Appalachian’s most significant student projects funded by the grant are:
- Graduate student Jarrad Miller and undergraduate Nathanael Cox will study at the NASA Kennedy Space Center’s Electrostatics and Surface Physics Laboratory. They will build and test prototypes of an electrodynamic screen designed to keep dust from accumulating on space equipment, including roving vehicles, to be used in NASA’s planned return missions to the Moon by 2020. The students will conduct their work under simulated lunar conditions using actual lunar dust. Miller, who is from Linden, Va., is pursuing a professional science master’s degree in engineering physics and received $8,000 for his fellowship. Cox, an undergraduate physics major from Boone, received $6,000.
- Graduate student Carla Penders received $6,000 to continue her research related to stream hydrodynamics. She is developing a modeling process that uses digital images to automatically determine grain-size information about the stream’s sediment. NASA is interested because her method could be used to determine planetary features. Penders of Deep Gap is pursuing a master’s degree in engineering physics.

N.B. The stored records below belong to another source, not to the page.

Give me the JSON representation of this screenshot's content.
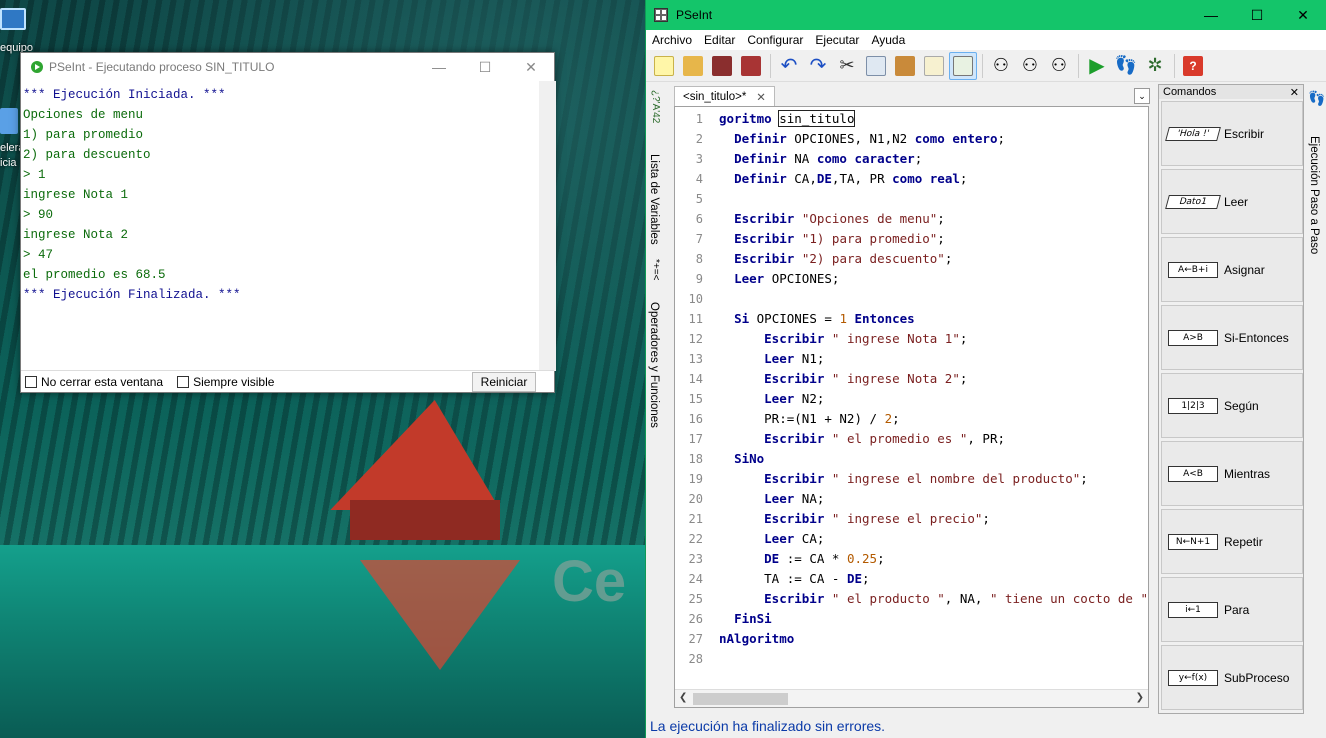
{
  "desktop": {
    "icons": [
      {
        "label": "equipo"
      },
      {
        "label": "elera"
      },
      {
        "label": "icia"
      }
    ],
    "wallpaper_text": "Ce"
  },
  "run_window": {
    "title": "PSeInt - Ejecutando proceso SIN_TITULO",
    "console_lines": [
      {
        "text": "*** Ejecución Iniciada. ***",
        "color": "blue"
      },
      {
        "text": "Opciones de menu",
        "color": "green"
      },
      {
        "text": "1) para promedio",
        "color": "green"
      },
      {
        "text": "2) para descuento",
        "color": "green"
      },
      {
        "text": "> 1",
        "color": "green"
      },
      {
        "text": " ingrese Nota 1",
        "color": "green"
      },
      {
        "text": "> 90",
        "color": "green"
      },
      {
        "text": " ingrese Nota 2",
        "color": "green"
      },
      {
        "text": "> 47",
        "color": "green"
      },
      {
        "text": " el promedio es 68.5",
        "color": "green"
      },
      {
        "text": "*** Ejecución Finalizada. ***",
        "color": "blue"
      }
    ],
    "no_cerrar_label": "No cerrar esta ventana",
    "siempre_visible_label": "Siempre visible",
    "reiniciar_label": "Reiniciar"
  },
  "main": {
    "title": "PSeInt",
    "menu": [
      "Archivo",
      "Editar",
      "Configurar",
      "Ejecutar",
      "Ayuda"
    ],
    "file_tab": "<sin_titulo>*",
    "vertical_tabs": [
      "Lista de Variables",
      "Operadores y Funciones"
    ],
    "right_tab": "Ejecución Paso a Paso",
    "commands_title": "Comandos",
    "commands": [
      {
        "label": "Escribir",
        "glyph": "'Hola !'"
      },
      {
        "label": "Leer",
        "glyph": "Dato1"
      },
      {
        "label": "Asignar",
        "glyph": "A←B+i"
      },
      {
        "label": "Si-Entonces",
        "glyph": "A>B"
      },
      {
        "label": "Según",
        "glyph": "1|2|3"
      },
      {
        "label": "Mientras",
        "glyph": "A<B"
      },
      {
        "label": "Repetir",
        "glyph": "N←N+1"
      },
      {
        "label": "Para",
        "glyph": "i←1"
      },
      {
        "label": "SubProceso",
        "glyph": "y←f(x)"
      }
    ],
    "status": "La ejecución ha finalizado sin errores."
  },
  "code_lines": [
    {
      "n": "1",
      "html": "<span class='kw'>goritmo</span> <span class='hl-box'>sin_titulo</span>"
    },
    {
      "n": "2",
      "html": "  <span class='kw'>Definir</span> OPCIONES, N1,N2 <span class='kw'>como entero</span>;"
    },
    {
      "n": "3",
      "html": "  <span class='kw'>Definir</span> NA <span class='kw'>como caracter</span>;"
    },
    {
      "n": "4",
      "html": "  <span class='kw'>Definir</span> CA,<span class='kw'>DE</span>,TA, PR <span class='kw'>como real</span>;"
    },
    {
      "n": "5",
      "html": ""
    },
    {
      "n": "6",
      "html": "  <span class='kw'>Escribir</span> <span class='str'>\"Opciones de menu\"</span>;"
    },
    {
      "n": "7",
      "html": "  <span class='kw'>Escribir</span> <span class='str'>\"1) para promedio\"</span>;"
    },
    {
      "n": "8",
      "html": "  <span class='kw'>Escribir</span> <span class='str'>\"2) para descuento\"</span>;"
    },
    {
      "n": "9",
      "html": "  <span class='kw'>Leer</span> OPCIONES;"
    },
    {
      "n": "10",
      "html": ""
    },
    {
      "n": "11",
      "html": "  <span class='kw'>Si</span> OPCIONES = <span class='num'>1</span> <span class='kw'>Entonces</span>"
    },
    {
      "n": "12",
      "html": "      <span class='kw'>Escribir</span> <span class='str'>\" ingrese Nota 1\"</span>;"
    },
    {
      "n": "13",
      "html": "      <span class='kw'>Leer</span> N1;"
    },
    {
      "n": "14",
      "html": "      <span class='kw'>Escribir</span> <span class='str'>\" ingrese Nota 2\"</span>;"
    },
    {
      "n": "15",
      "html": "      <span class='kw'>Leer</span> N2;"
    },
    {
      "n": "16",
      "html": "      PR:=(N1 + N2) / <span class='num'>2</span>;"
    },
    {
      "n": "17",
      "html": "      <span class='kw'>Escribir</span> <span class='str'>\" el promedio es \"</span>, PR;"
    },
    {
      "n": "18",
      "html": "  <span class='kw'>SiNo</span>"
    },
    {
      "n": "19",
      "html": "      <span class='kw'>Escribir</span> <span class='str'>\" ingrese el nombre del producto\"</span>;"
    },
    {
      "n": "20",
      "html": "      <span class='kw'>Leer</span> NA;"
    },
    {
      "n": "21",
      "html": "      <span class='kw'>Escribir</span> <span class='str'>\" ingrese el precio\"</span>;"
    },
    {
      "n": "22",
      "html": "      <span class='kw'>Leer</span> CA;"
    },
    {
      "n": "23",
      "html": "      <span class='kw'>DE</span> := CA * <span class='num'>0.25</span>;"
    },
    {
      "n": "24",
      "html": "      TA := CA - <span class='kw'>DE</span>;"
    },
    {
      "n": "25",
      "html": "      <span class='kw'>Escribir</span> <span class='str'>\" el producto \"</span>, NA, <span class='str'>\" tiene un cocto de \"</span>, C"
    },
    {
      "n": "26",
      "html": "  <span class='kw'>FinSi</span>"
    },
    {
      "n": "27",
      "html": "<span class='kw'>nAlgoritmo</span>"
    },
    {
      "n": "28",
      "html": ""
    }
  ]
}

- Mathematics major Steven Harenberg of Brevard received $5,000 to work at Pisgah Astronomical Research Institute in Rosman, N.C., on four projects: solar energy testing, radio telescope control testing, a citizen project gathering astronomical photographic data, and science education activities for academically gifted youth.
- Physics major Isaac Bryan of Hickory received $5,000 to conduct nanoscience research with Appalachian’s Dr. Tonya Coffey using the university’s new National Science Foundation-funded atomic force microscope.
- Chemistry major David Bowman of Boone received $5,000 to assist Appalachian researchers in studying the effects of natural and man-made aerosols on regional climate and ecosystems. He will quantify chemical compounds in the atmosphere and identify them as natural or man-made.
- Chemistry major Cherie Epley of Morganton received $5,000 to research the conductivity of advanced polyelectrolytes used in the development of fuel cells and rechargeable batteries.
- Chemistry major Ashley Kanupp of Vale received $5,000 to help advance the development of solar panels by making derivatives of porphyrins in order to improve photoconductivity. Porphyrins mimic the activity of chlorophyll by absorbing light over a range of wavelengths.
The three Appalachian faculty receiving N.C. Space Grant funding include Calamai, who received $20,000 to support students throughout the summer and academic year with research and travels funds to attend professional meetings where they may present their research findings.
Dr. Libby Puckett and Dr. Brett Taubman from the Department of Chemistry also received funding. Puckett received $9,000 from the Higher Education Program to develop a weekly series of seminars and demonstrations related to energy and the environment for students interested in interdisciplinary research in the sciences, technology, engineering and mathematics.
Taubman received $15,000 from the New Investigations Program to support his research examining the effects of atmospheric pollutants and natural aerosols on the amount of sunlight reaching the earth’s surface, which influences climate and weather.